自身の経験を元に、香害・化学物質過敏症に悩む患者や家族に寄り添う 化学物質過敏症支援センター理事長 広田 しのぶさん
(写真はシャボン玉せっけんのHPより)
https://shabonto.shabon.com/archives/
column/012
娘さんの発症をきっかけに30年間、化学物質過敏症(CS)の支援を続けてきた広田しのぶさんの経験と想いを綴ったもの。大切なポイントをいくつか記します。「私たちの暮らし」と深くつながっている、誰にとっても身近な「現代の環境病」への理解が深まりますように。ゆるりはでは、兼ねてよりフレグランスフリーにご理解とご協力をお願いしています。
1. 突然、身近な人が変わってしまう怖さ
広田さんの娘さんは25歳の時、突然の体調不良に。
症状:激しい落ち込み、不眠、食欲不振など(一見、精神的な病のように見える)。
原因: 職場のリフォームで使われた塗料や接着剤などの化学物質
気づき:精神科の薬では悪化する一方で、専門医のもとで「身の回りの化学物質から離れる」ことをし結果、1週間で劇的に改善した。
2. 社会問題になっている「香害」
かつては建材による「シックハウス症候群」が主流だったが、現在は「人工的な香料」による相談が大半を占める。
避けられない空気:食べ物は選べるが、空気(香り)はその場にいる限り吸い込まざるを得ない。
奪われる日常:香料のせいで電車に乗れない、学校に行けない、大切な人の葬儀に参列できないなど、深刻な事態が起きている。
3. 「体が優秀だから」反応が出る
治療の第一人者である医師は、患者さんを「反応が出る人は、危険をいち早く察知できる、優秀な体を持っている」と励ましていた。

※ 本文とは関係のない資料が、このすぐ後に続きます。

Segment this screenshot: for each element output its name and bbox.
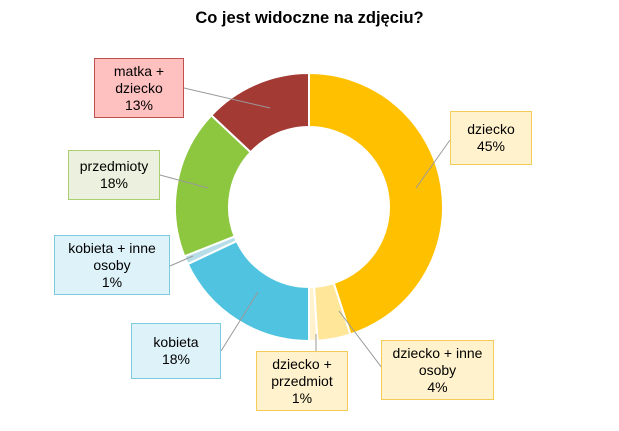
slice-matka-dziecko	[209, 71, 310, 154]
data-label: kobieta 18%	[131, 323, 221, 379]
leader-line	[183, 87, 271, 109]
data-label: kobieta + inne osoby 1%	[54, 235, 170, 295]
leader-line	[415, 139, 451, 189]
leader-line	[159, 174, 209, 189]
data-label-value: 4%	[427, 378, 448, 395]
data-label: dziecko 45%	[450, 111, 532, 165]
slice-dziecko	[308, 71, 444, 336]
data-label: matka + dziecko 13%	[94, 58, 184, 118]
data-label-category: dziecko	[115, 79, 163, 96]
leader-line	[220, 291, 259, 352]
data-label-value: 18%	[161, 351, 191, 367]
chart-title: Co jest widoczne na zdjęciu?	[195, 9, 424, 27]
data-label-category: dziecko	[467, 121, 515, 137]
data-label: dziecko + przedmiot 1%	[256, 351, 348, 411]
data-label: dziecko + inne osoby 4%	[381, 340, 494, 400]
data-label-value: 1%	[291, 389, 313, 406]
leader-line	[338, 310, 383, 369]
data-label-category: dziecko + inne	[392, 344, 483, 361]
data-label-category: kobieta + inne	[68, 239, 156, 256]
leader-line	[169, 255, 194, 267]
data-label-category: kobieta	[153, 334, 199, 350]
data-label-value: 45%	[476, 138, 506, 154]
data-label-category: matka +	[113, 62, 165, 79]
data-label-category: przedmiot	[271, 372, 333, 389]
data-label-value: 18%	[99, 175, 129, 191]
data-label-category: przedmioty	[79, 158, 149, 174]
data-label-category: dziecko +	[272, 355, 332, 372]
data-label-category: osoby	[418, 361, 457, 378]
data-label-value: 1%	[101, 273, 123, 290]
data-label: przedmioty 18%	[68, 150, 160, 200]
data-label-category: osoby	[93, 256, 131, 273]
data-label-value: 13%	[124, 96, 154, 113]
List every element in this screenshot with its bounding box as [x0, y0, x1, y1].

化学物質は口から食べるよりも、呼吸で肺から直接血液に取り込まれる方が体へのダメージが大きい。
4. 今日からできる「知ること」と「優しさ」
○ 誰でも突然「発症」する可能性があります
自分や家族を守るために「化学物質との距離」を少し意識してリスクを減らしましょう
○ 「石けん」への切り替えは一番簡単な解決策
合成洗剤を無添加の石けんに変えるなど、身近な選択肢を変えるだけで、自分も周囲の人も守ることができます
○ 「好き嫌い」ではなく「健康」の問題
香りが好きな人がいる一方で、その香りで倒れてしまう人が現実にいます。「少しだけ配慮する」という優しさが、社会をより安全な場所に変えていくことにつながります
「必ず解決する方法はあるから、一人で絶望しないでほしい」広田さんはそう締めくくっています。もし自分や周りに原因不明の不調を抱えている人がいたら、それは「心の病」ではなく身近な「化学物質」ももしかしたら原因かもしれないという新しい視点を持つことが現代は不可欠と感じています。試しに身近な化学物質を減らしてみる、無くしてみて様子を観察する。もしかしたら、具合が改善するかもしれない、と。脳神経を過敏にするので、発達の問題がある場合にも好転を期待できます。
まずは洗剤から変えてみませんか?SNSで拾った洗剤についての画像をシェアします。次のお買い物の参考にして頂けたら。私は、塩素系が最も苦手で吐き気を伴います。最近無香料とされる洗剤などに添加されたマイクロプラスチック状の除菌成分は「消毒っぽい塩素臭香」を放ち、道ですれ違う時でも苦しくなる時があります。